In Exodus the teaching is centered on the passover, and here it is focused on the crossing, the becoming. The laying of the stones in Gilgal signifies the moment that Israel became a nation. This is to be commemorated always. It is storytelling that will ensure the Israelites' relationship with God is kept alive. Having the right narrative is essential for continuing tradition, which is essentially our way of knowing who we are, and from whence we came. Stories provide us with meaning.
Our stories today serve a similar purpose, but sadly storytelling and thus tradition is on the wane, lying in the shadow of the new idea or product, and the immediate gratification offered by our modern consumer society. Whereas each family, each community once had its own stories that were told and retold, establishing a sense of identity, a oneness with the group, we see this less often today, giving way as it does to social media gossip, bickering, arguing and even abuse.

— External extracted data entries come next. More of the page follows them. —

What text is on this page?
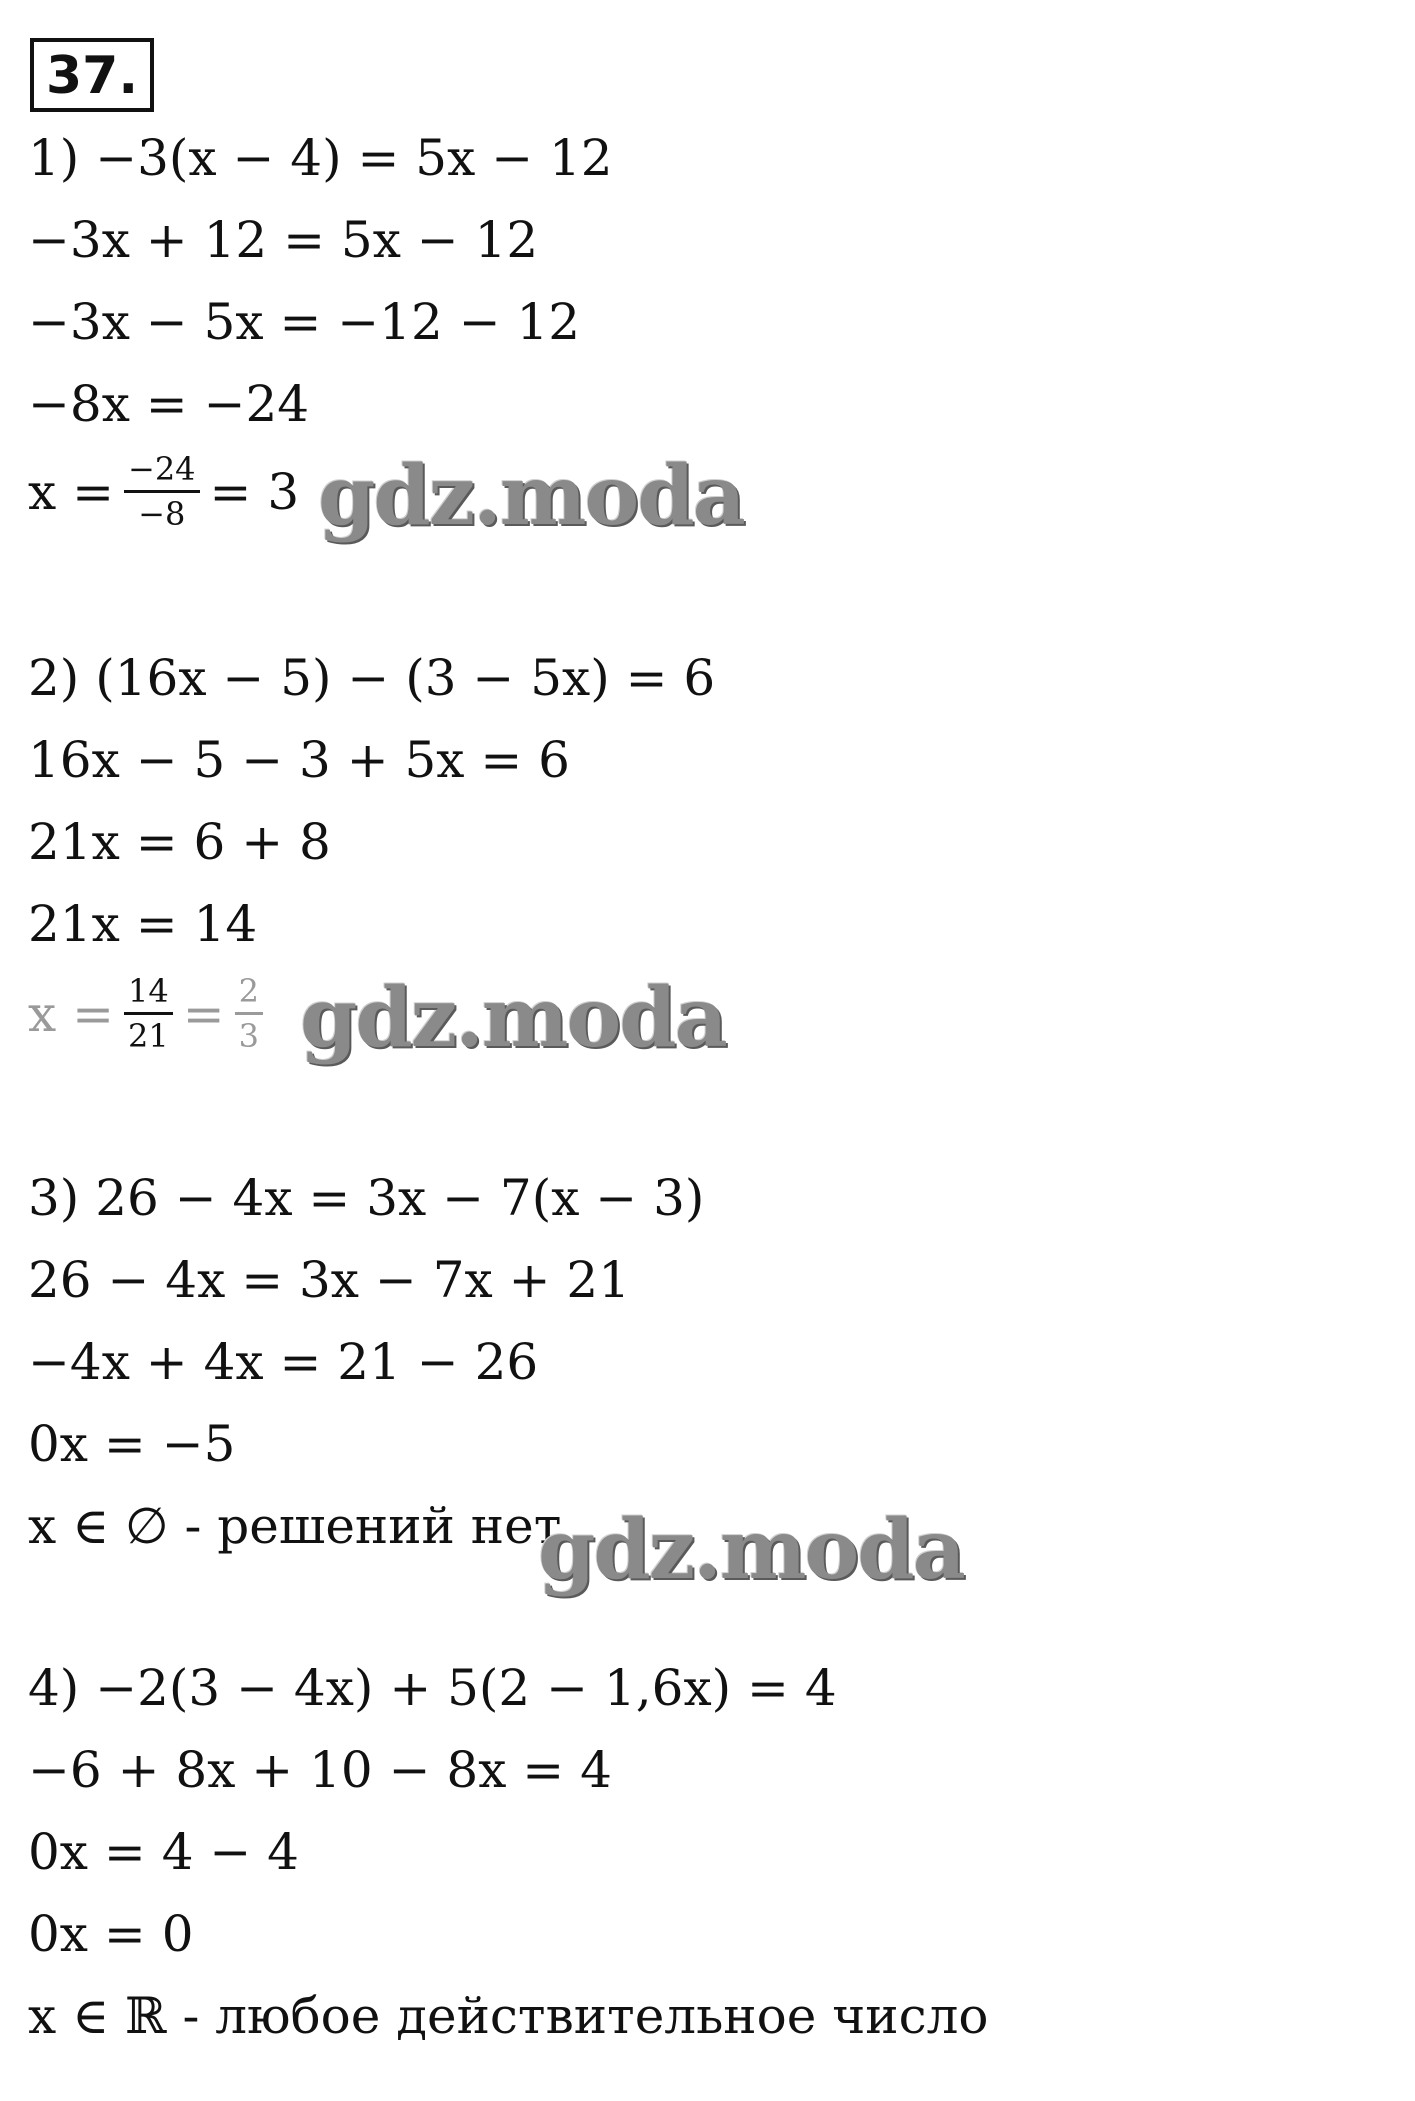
37.
1) −3(x − 4) = 5x − 12
−3x + 12 = 5x − 12
−3x − 5x = −12 − 12
−8x = −24
$x = \frac{-24}{-8} = 3$ gdz.moda
2) (16x − 5) − (3 − 5x) = 6
16x − 5 − 3 + 5x = 6
21x = 6 + 8
21x = 14
$x = \frac{14}{21} = \frac{2}{3}$ gdz.moda
3) 26 − 4x = 3x − 7(x − 3)
26 − 4x = 3x − 7x + 21
−4x + 4x = 21 − 26
0x = −5
x ∈ ∅ - решений нет
gdz.moda
4) −2(3 − 4x) + 5(2 − 1,6x) = 4
−6 + 8x + 10 − 8x = 4
0x = 4 − 4
0x = 0
x ∈ ℝ - любое действительное число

Families and communities are neglected in favour of individuality, where being right is more important than being friends.
Stories left untold soon wither and die and we are left with a sense of emptiness, a rootless not-knowing. When we lose our traditions we lose our meaning. To ask "what does this mean?" and to be offered a blank stare, or a brush-off is the beginning of a rootless life. This may explain the great rise in depression in recent generations.